Lorsqu’il a été contacté par Byron Archambault, il y a quelques semaines, Girard n’avait pas touché à un ballon depuis le premier jour du camp d’entraînement des Tiger-Cats de Hamilton, en 2019. 

La raison ? Une hernie discale. Au lieu d’opter pour une opération, il a choisi une réadaptation de plusieurs mois. Durant cette période, il décide de s’éloigner de sa passion pour se concentrer sur sa famille et un boulot dans le domaine de l’informatique. 

« Après une saison complète à la maison, je pensais que c’était terminé, a expliqué Girard au Journal de Montréal. Puis, il y a trois semaines, j’ai reçu l’appel des Alouettes qui avaient besoin d’un réserviste au poste des longues remises. 

« J’étais hésitant. Mon rêve de jouer dans la LCF avait été réalisé, mais celui de m’aligner avec les Alouettes ne l’avait pas été. C’est l’équipe avec laquelle j’avais grandi. Ma femme m’a donné le feu vert. Je ne pouvais pas demander mieux.

« Lorsque je suis entré sur le terrain lors du dernier match, j’ai réalisé que la flamme du football était encore bien présente. J’ai ressenti des frissons. »

Un canif suisse

La polyvalence de Girard pourrait être précieuse pour les Alouettes. En plus de faire de longues remises sur les bottés, le colosse de 6 pieds 3 pouces et 308 lb a de bonnes chances d’être utilisé comme sixième homme sur la ligne offensive samedi à Winnipeg. Il se veut une belle police d’assurance pour les Alouettes au cas où un des partants tombe au combat. Et ça pourrait arriver parce que plusieurs joueurs sont amochés. 

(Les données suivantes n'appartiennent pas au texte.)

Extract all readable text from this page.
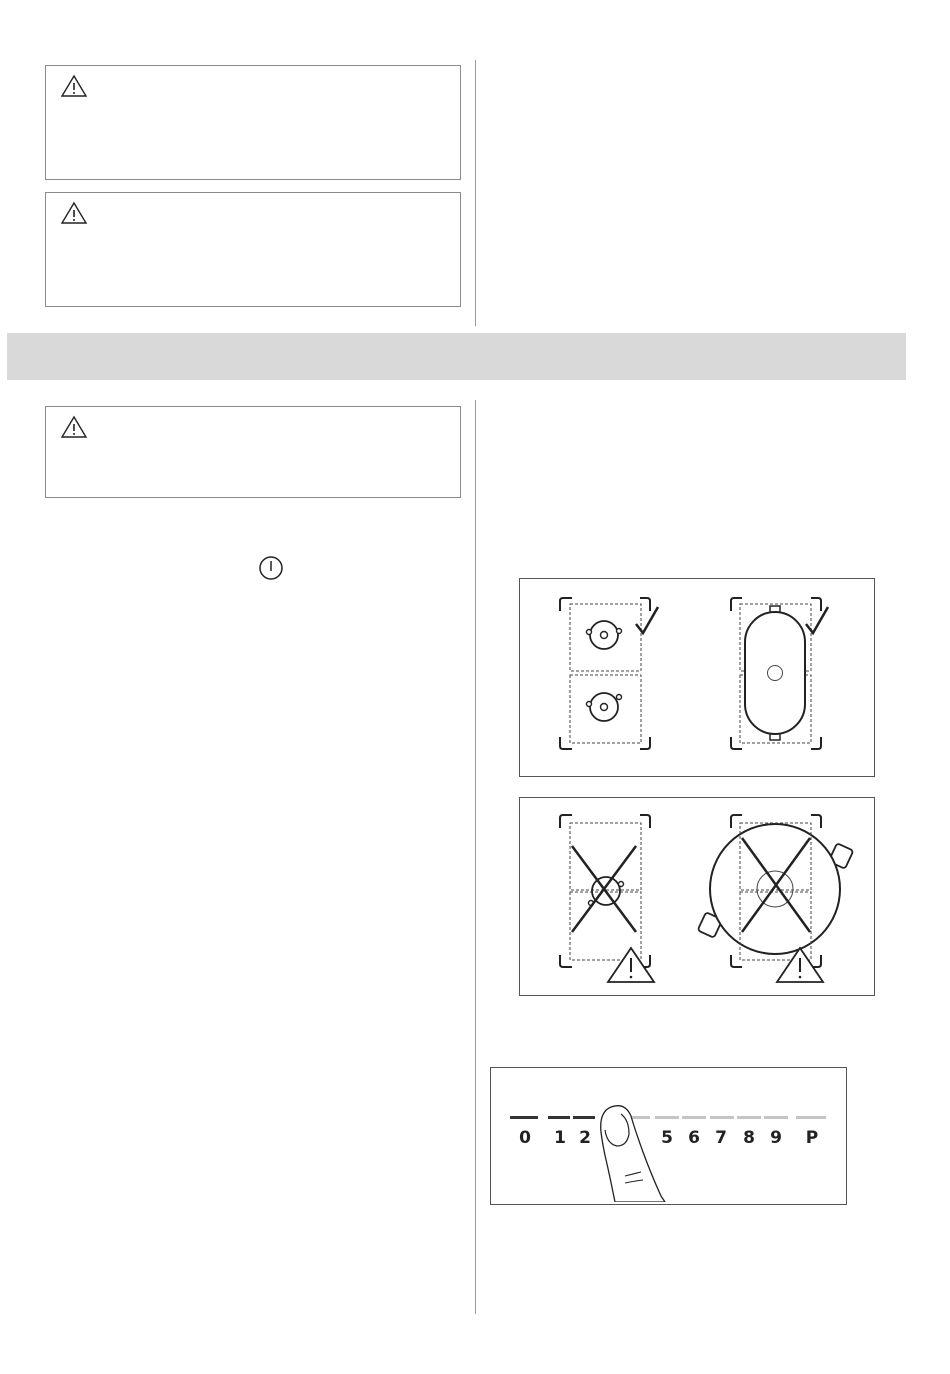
0 1 2	5 6 7 8 9 P
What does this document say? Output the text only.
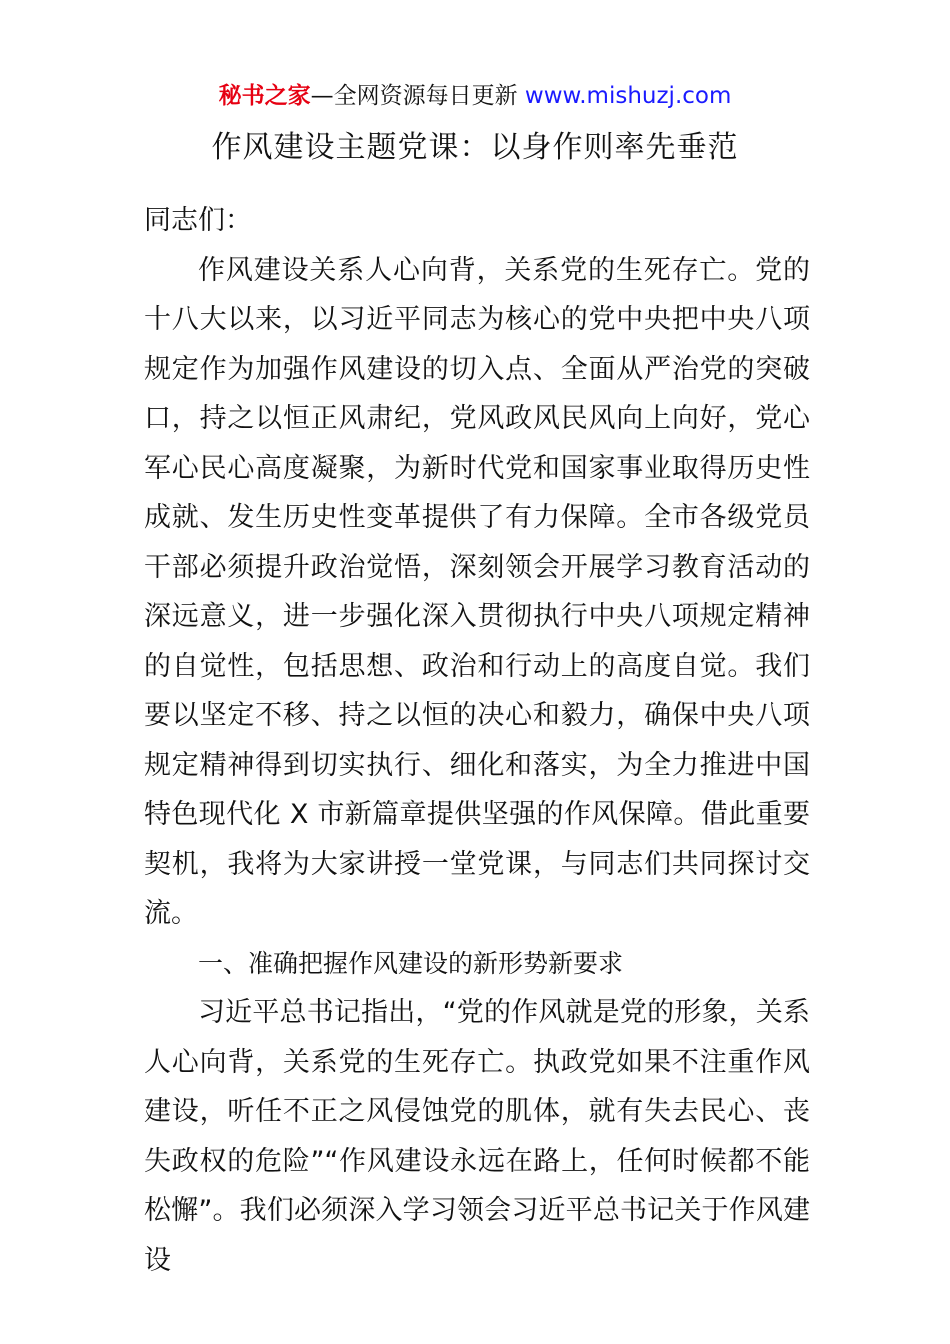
秘书之家—全网资源每日更新 www.mishuzj.com
作风建设主题党课：以身作则率先垂范

同志们：

作风建设关系人心向背，关系党的生死存亡。党的十八大以来，以习近平同志为核心的党中央把中央八项规定作为加强作风建设的切入点、全面从严治党的突破口，持之以恒正风肃纪，党风政风民风向上向好，党心军心民心高度凝聚，为新时代党和国家事业取得历史性成就、发生历史性变革提供了有力保障。全市各级党员干部必须提升政治觉悟，深刻领会开展学习教育活动的深远意义，进一步强化深入贯彻执行中央八项规定精神的自觉性，包括思想、政治和行动上的高度自觉。我们要以坚定不移、持之以恒的决心和毅力，确保中央八项规定精神得到切实执行、细化和落实，为全力推进中国特色现代化 X 市新篇章提供坚强的作风保障。借此重要契机，我将为大家讲授一堂党课，与同志们共同探讨交流。

一、准确把握作风建设的新形势新要求

习近平总书记指出，“党的作风就是党的形象，关系人心向背，关系党的生死存亡。执政党如果不注重作风建设，听任不正之风侵蚀党的肌体，就有失去民心、丧失政权的危险”“作风建设永远在路上，任何时候都不能松懈”。我们必须深入学习领会习近平总书记关于作风建设
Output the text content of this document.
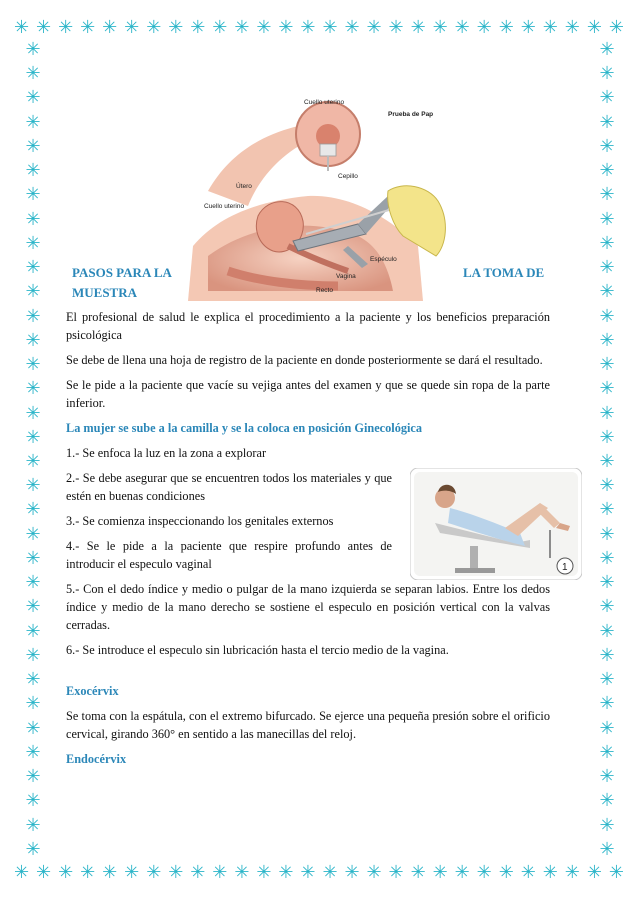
✳ ✳ ✳ ✳ ✳ ✳ ✳ ✳ ✳ ✳ ✳ ✳ ✳ ✳ ✳ ✳ ✳ ✳ ✳ ✳ ✳ ✳ ✳ ✳ ✳ ✳ ✳ ✳
✳ ✳ ✳ ✳ ✳ ✳ ✳ ✳ ✳ ✳ ✳ ✳ ✳ ✳ ✳ ✳ ✳ ✳ ✳ ✳ ✳ ✳ ✳ ✳ ✳ ✳ ✳ ✳
✳
✳
✳
✳
✳
✳
✳
✳
✳
✳
✳
✳
✳
✳
✳
✳
✳
✳
✳
✳
✳
✳
✳
✳
✳
✳
✳
✳
✳
✳
✳
✳
✳
✳
✳
✳
✳
✳
✳
✳
✳
✳
✳
✳
✳
✳
✳
✳
✳
✳
✳
✳
✳
✳
✳
✳
✳
✳
✳
✳
✳
✳
✳
✳
✳
✳
✳
✳
Cuello uterino
Prueba de Pap
Cepillo
Útero
Cuello uterino
Espéculo
Vagina
Recto
1
PASOS PARA LA MUESTRA
LA TOMA DE

El profesional de salud le explica el procedimiento a la paciente y los beneficios preparación psicológica

Se debe de llena una hoja de registro de la paciente en donde posteriormente se dará el resultado.

Se le pide a la paciente que vacíe su vejiga antes del examen y que se quede sin ropa de la parte inferior.

La mujer se sube a la camilla y se la coloca en posición Ginecológica

1.- Se enfoca la luz en la zona a explorar

2.- Se debe asegurar que se encuentren todos los materiales y que estén en buenas condiciones

3.- Se comienza inspeccionando los genitales externos

4.- Se le pide a la paciente que respire profundo antes de introducir el especulo vaginal

5.- Con el dedo índice y medio o pulgar de la mano izquierda se separan labios. Entre los dedos índice y medio de la mano derecho se sostiene el especulo en posición vertical con la valvas cerradas.

6.- Se introduce el especulo sin lubricación hasta el tercio medio de la vagina.

Exocérvix

Se toma con la espátula, con el extremo bifurcado. Se ejerce una pequeña presión sobre el orificio cervical, girando 360° en sentido a las manecillas del reloj.

Endocérvix
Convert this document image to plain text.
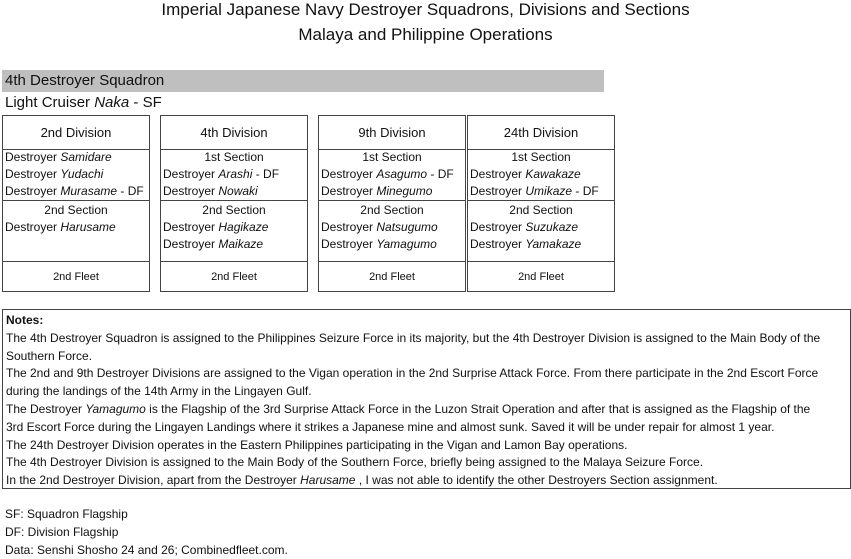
Imperial Japanese Navy Destroyer Squadrons, Divisions and Sections
Malaya and Philippine Operations
4th Destroyer Squadron
Light Cruiser Naka - SF
2nd Division
Destroyer Samidare
Destroyer Yudachi
Destroyer Murasame - DF
2nd Section
Destroyer Harusame
2nd Fleet
4th Division
1st Section
Destroyer Arashi - DF
Destroyer Nowaki
2nd Section
Destroyer Hagikaze
Destroyer Maikaze
2nd Fleet
9th Division
1st Section
Destroyer Asagumo - DF
Destroyer Minegumo
2nd Section
Destroyer Natsugumo
Destroyer Yamagumo
2nd Fleet
24th Division
1st Section
Destroyer Kawakaze
Destroyer Umikaze - DF
2nd Section
Destroyer Suzukaze
Destroyer Yamakaze
2nd Fleet
Notes:
The 4th Destroyer Squadron is assigned to the Philippines Seizure Force in its majority, but the 4th Destroyer Division is assigned to the Main Body of the
Southern Force.
The 2nd and 9th Destroyer Divisions are assigned to the Vigan operation in the 2nd Surprise Attack Force. From there participate in the 2nd Escort Force
during the landings of the 14th Army in the Lingayen Gulf.
The Destroyer Yamagumo is the Flagship of the 3rd Surprise Attack Force in the Luzon Strait Operation and after that is assigned as the Flagship of the
3rd Escort Force during the Lingayen Landings where it strikes a Japanese mine and almost sunk. Saved it will be under repair for almost 1 year.
The 24th Destroyer Division operates in the Eastern Philippines participating in the Vigan and Lamon Bay operations.
The 4th Destroyer Division is assigned to the Main Body of the Southern Force, briefly being assigned to the Malaya Seizure Force.
In the 2nd Destroyer Division, apart from the Destroyer Harusame , I was not able to identify the other Destroyers Section assignment.
SF: Squadron Flagship
DF: Division Flagship
Data: Senshi Shosho 24 and 26; Combinedfleet.com.
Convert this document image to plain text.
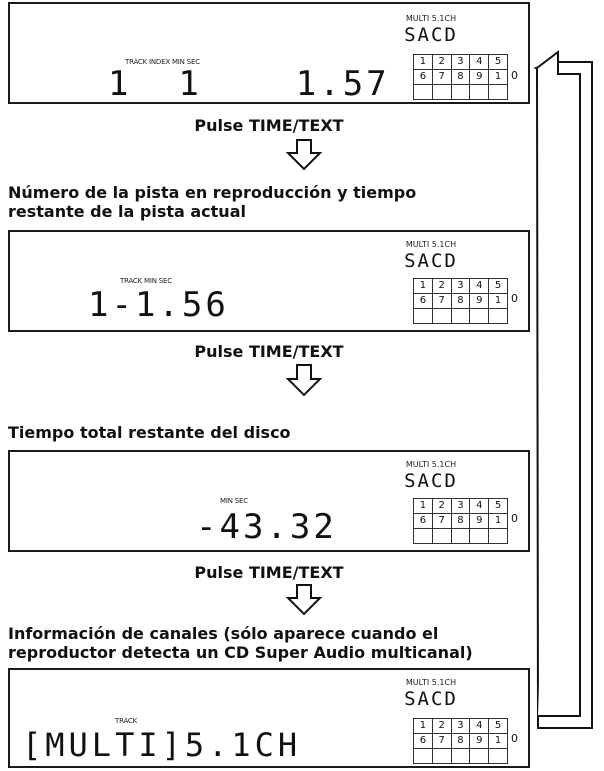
TRACK INDEX MIN SEC
1  1    1.57
MULTI 5.1CH
SACD
1	2	3	4	5
6	7	8	9	1
				0
Pulse TIME/TEXT
Número de la pista en reproducción y tiempo restante de la pista actual
TRACK MIN SEC
1-1.56
MULTI 5.1CH
SACD
1	2	3	4	5
6	7	8	9	1
				0
Pulse TIME/TEXT
Tiempo total restante del disco
MIN SEC
-43.32
MULTI 5.1CH
SACD
1	2	3	4	5
6	7	8	9	1
				0
Pulse TIME/TEXT
Información de canales (sólo aparece cuando el reproductor detecta un CD Super Audio multicanal)
TRACK
[MULTI]5.1CH
MULTI 5.1CH
SACD
1	2	3	4	5
6	7	8	9	1
				0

« Au début, les yeux et la tête allaient bien. Cependant, mon jeu de pieds était un peu rouillé, a souligné Girard. Ça va beaucoup mieux. »

Lors de son arrivée dans le vestiaire, le Québécois a reconnu plusieurs visages familiers. 

« À 90 %, ce sont des Québécois avec qui j’ai joué ou que j’ai affrontés au niveau universitaire au Québec. Puis, je connaissais aussi Tony Washington et Landon Rice avec qui j’avais joué à Hamilton. »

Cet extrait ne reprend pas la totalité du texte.